A regularização dos jogos de azar deveria ter sido precedida por revisões da literatura e amplos estudos nacionais sobre o tema, que pode assumir proporções catastróficas – principalmente entre jovens de renda alta e gênero masculino – se não forem criadas políticas públicas para lidar com o problema. Essa revisão deve incluir também estudos robustos sobre as melhores políticas públicas para lidar com os efeitos indesejáveis do jogo. Isso inclui mecanismos para identificar jogadores com transtornos, tratamento dos dependentes, restrição para jogadores patológicos, sistemas de autoexclusão, softwares de bloqueio, bloqueio de operações bancárias, limitação ou proibição de propaganda, campanhas de conscientização, treinamento do pessoal de saúde, entre outras.
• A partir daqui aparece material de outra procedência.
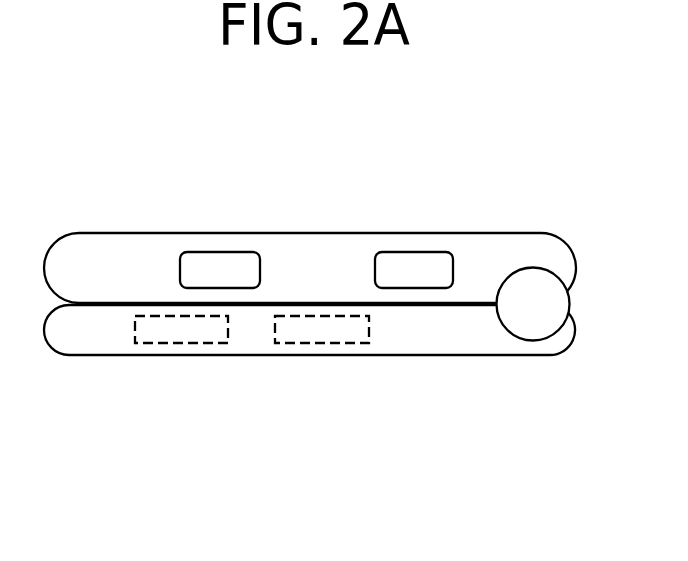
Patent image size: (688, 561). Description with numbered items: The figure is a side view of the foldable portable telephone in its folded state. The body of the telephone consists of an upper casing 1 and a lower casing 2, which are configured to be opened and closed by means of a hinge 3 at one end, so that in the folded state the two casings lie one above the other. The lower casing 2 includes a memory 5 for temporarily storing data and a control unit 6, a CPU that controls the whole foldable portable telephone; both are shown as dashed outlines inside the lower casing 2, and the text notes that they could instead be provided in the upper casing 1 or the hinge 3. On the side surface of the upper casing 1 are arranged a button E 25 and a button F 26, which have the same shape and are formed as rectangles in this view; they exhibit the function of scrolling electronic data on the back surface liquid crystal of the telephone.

The upper casing 1 is at (527, 232).
The lower casing 2 is at (462, 354).
The hinge 3 is at (571, 297).
The memory 5 is at (185, 343).
The control unit 6 is at (325, 343).
The button E 25 is at (235, 252).
The button F 26 is at (423, 252).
É preciso tratar do problema como uma questão de saúde pública, assim como a dependência de álcool e drogas. Trata-se de uma indústria bilionária, com grande poder de lobby, que deve ser pesadamente taxada e regulada – e, no limite, proibida, como aconteceu com os cassinos e jogos de bingo no passado. É preciso ponderar aqui, como sempre, as questões de liberdade individual, fiscais, o risco de alimentar um mercado ilegal de jogos e os danos individuais e custos sociais da liberação indiscriminada dos jogos de azar. Também são necessários critérios objetivos para definir que tipo de jogo é permitido ou proibido, lembrando aqui que corridas de cavalo, loterias e jogos on-line são permitidos no Brasil, enquanto bingos, cassinos e jogo do bicho, não. Isso sugere que critérios arbitrários são utilizados, dependendo de fatores culturais, fiscais, deontológicos, capacidade de persuasão dos setores, entre outros motivos menos nobres.

O caso da indústria de tabaco pode ser um exemplo positivo para levar em consideração, onde políticas públicas conseguiram reduzir de forma efetiva o consumo de cigarros no Brasil nas últimas décadas, regulando uma das indústrias mais poderosas do mundo.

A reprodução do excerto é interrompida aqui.